I look like my mother and, to a large extent, I act like my father. Projecting myself into the future I’ve been looking at them to see myself, to deconstruct time, and, mostly, to try and understand love.
Chiara and Andrea met by chance in an airport and saw each other again six months later. They have wedding rings they never wore. They never thought they would have kids. The way they touch, gaze, make fun of each other, looks like young love. They lead a perfectly bourgeois life, but at home, around the dinner table or watching TV in the master bedroom, a theater of surreal, absurd and hilarious interactions gains the upper hand. Family life reminds me that normality is a word for people I don’t know. Then there are those moments, like that time when I was 26 and I saw them dancing in the kitchen after dinner, on a regular day and for no reason.
As a child I grew up flooded by their unusual energy, then left, to live abroad. Each time I came back I could see their relationship unaltered, yet their glow a touch fainter. A fear sharpened by the death of my grandmother pushed me to photograph for years, chaotically, whatever I couldn’t afford to forget, helplessly trying to snatch pieces of life from the flow of time.
A few months ago I started to give an order to this pile of photos, meditating on how the experience of love passes down from one generation to the next, leaving traces in the way I live my physicality, humor, desires, in my capability to take care of others, in my inadequacy to live up to an example that sets the bar high.
Yesterday I found my mother outside of her bedroom bustling about with cardboard boxes, naked. She was warm, she said. Dad recently retired, and she reluctantly slowed down her job to follow him in his decision to move away from Milan, Italy, to a small coastal town. They’re leaving the city and the home I grew up in. They’ll walk down the beach in the morning instead of reving to work on a scooter. Their life will be slower. I wonder what it will mean.

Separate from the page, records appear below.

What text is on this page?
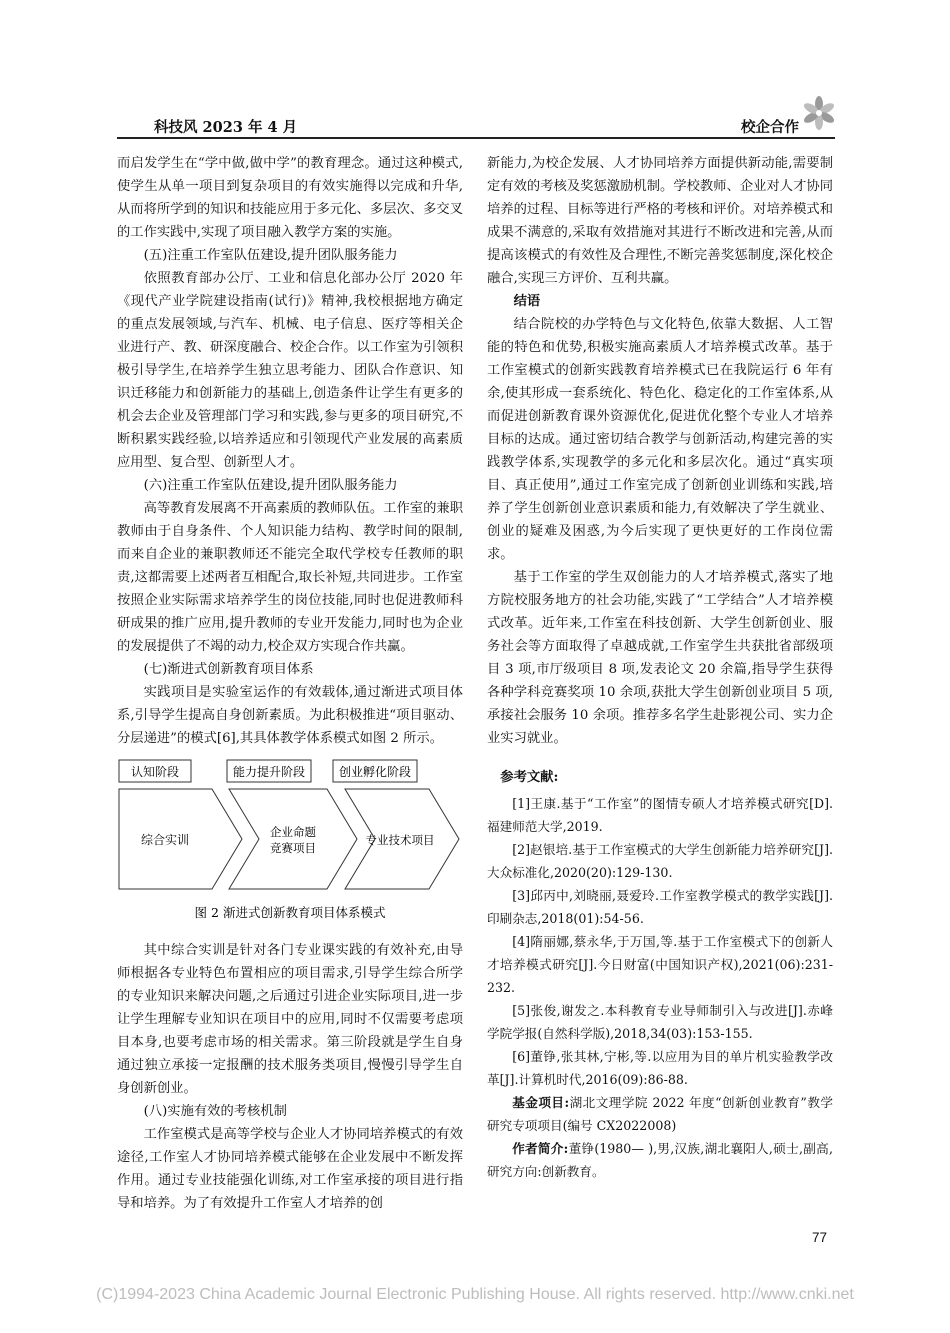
科技风 2023 年 4 月	校企合作

而启发学生在“学中做,做中学”的教育理念。通过这种模式,使学生从单一项目到复杂项目的有效实施得以完成和升华,从而将所学到的知识和技能应用于多元化、多层次、多交叉的工作实践中,实现了项目融入教学方案的实施。

(五)注重工作室队伍建设,提升团队服务能力

依照教育部办公厅、工业和信息化部办公厅 2020 年《现代产业学院建设指南(试行)》精神,我校根据地方确定的重点发展领域,与汽车、机械、电子信息、医疗等相关企业进行产、教、研深度融合、校企合作。以工作室为引领积极引导学生,在培养学生独立思考能力、团队合作意识、知识迁移能力和创新能力的基础上,创造条件让学生有更多的机会去企业及管理部门学习和实践,参与更多的项目研究,不断积累实践经验,以培养适应和引领现代产业发展的高素质应用型、复合型、创新型人才。

(六)注重工作室队伍建设,提升团队服务能力

高等教育发展离不开高素质的教师队伍。工作室的兼职教师由于自身条件、个人知识能力结构、教学时间的限制,而来自企业的兼职教师还不能完全取代学校专任教师的职责,这都需要上述两者互相配合,取长补短,共同进步。工作室按照企业实际需求培养学生的岗位技能,同时也促进教师科研成果的推广应用,提升教师的专业开发能力,同时也为企业的发展提供了不竭的动力,校企双方实现合作共赢。

(七)渐进式创新教育项目体系

实践项目是实验室运作的有效载体,通过渐进式项目体系,引导学生提高自身创新素质。为此积极推进“项目驱动、分层递进”的模式[6],其具体教学体系模式如图 2 所示。

认知阶段	能力提升阶段	创业孵化阶段
综合实训
企业命题
竞赛项目
专业技术项目
图 2 渐进式创新教育项目体系模式

其中综合实训是针对各门专业课实践的有效补充,由导师根据各专业特色布置相应的项目需求,引导学生综合所学的专业知识来解决问题,之后通过引进企业实际项目,进一步让学生理解专业知识在项目中的应用,同时不仅需要考虑项目本身,也要考虑市场的相关需求。第三阶段就是学生自身通过独立承接一定报酬的技术服务类项目,慢慢引导学生自身创新创业。

(八)实施有效的考核机制

工作室模式是高等学校与企业人才协同培养模式的有效途径,工作室人才协同培养模式能够在企业发展中不断发挥作用。通过专业技能强化训练,对工作室承接的项目进行指导和培养。为了有效提升工作室人才培养的创

新能力,为校企发展、人才协同培养方面提供新动能,需要制定有效的考核及奖惩激励机制。学校教师、企业对人才协同培养的过程、目标等进行严格的考核和评价。对培养模式和成果不满意的,采取有效措施对其进行不断改进和完善,从而提高该模式的有效性及合理性,不断完善奖惩制度,深化校企融合,实现三方评价、互利共赢。

结语

结合院校的办学特色与文化特色,依靠大数据、人工智能的特色和优势,积极实施高素质人才培养模式改革。基于工作室模式的创新实践教育培养模式已在我院运行 6 年有余,使其形成一套系统化、特色化、稳定化的工作室体系,从而促进创新教育课外资源优化,促进优化整个专业人才培养目标的达成。通过密切结合教学与创新活动,构建完善的实践教学体系,实现教学的多元化和多层次化。通过“真实项目、真正使用”,通过工作室完成了创新创业训练和实践,培养了学生创新创业意识素质和能力,有效解决了学生就业、创业的疑难及困惑,为今后实现了更快更好的工作岗位需求。

基于工作室的学生双创能力的人才培养模式,落实了地方院校服务地方的社会功能,实践了“工学结合”人才培养模式改革。近年来,工作室在科技创新、大学生创新创业、服务社会等方面取得了卓越成就,工作室学生共获批省部级项目 3 项,市厅级项目 8 项,发表论文 20 余篇,指导学生获得各种学科竞赛奖项 10 余项,获批大学生创新创业项目 5 项,承接社会服务 10 余项。推荐多名学生赴影视公司、实力企业实习就业。

参考文献:

[1]王康.基于“工作室”的图情专硕人才培养模式研究[D].福建师范大学,2019.

[2]赵银培.基于工作室模式的大学生创新能力培养研究[J].大众标准化,2020(20):129-130.

[3]邱丙中,刘晓丽,聂爱玲.工作室教学模式的教学实践[J].印刷杂志,2018(01):54-56.

[4]隋丽娜,蔡永华,于万国,等.基于工作室模式下的创新人才培养模式研究[J].今日财富(中国知识产权),2021(06):231-232.

[5]张俊,谢发之.本科教育专业导师制引入与改进[J].赤峰学院学报(自然科学版),2018,34(03):153-155.

[6]董铮,张其林,宁彬,等.以应用为目的单片机实验教学改革[J].计算机时代,2016(09):86-88.

基金项目:湖北文理学院 2022 年度“创新创业教育”教学研究专项项目(编号 CX2022008)

作者简介:董铮(1980— ),男,汉族,湖北襄阳人,硕士,副高,研究方向:创新教育。

77
(C)1994-2023 China Academic Journal Electronic Publishing House. All rights reserved. http://www.cnki.net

I’m starting to photograph objects, letters resurfacing from the past, and us, moving in a space that will no longer be. This work will be part of a book and installation about the relationship between my parents, the way it influenced my own idea of love, and my fear of loss.
Navigating this moment of change there’s a sentence I’ve been trying to keep in mind. In 1951 Jean Cocteau was asked in an interview what he would have taken with him if his house was on fire. He replied: “I believe I would take the fire”.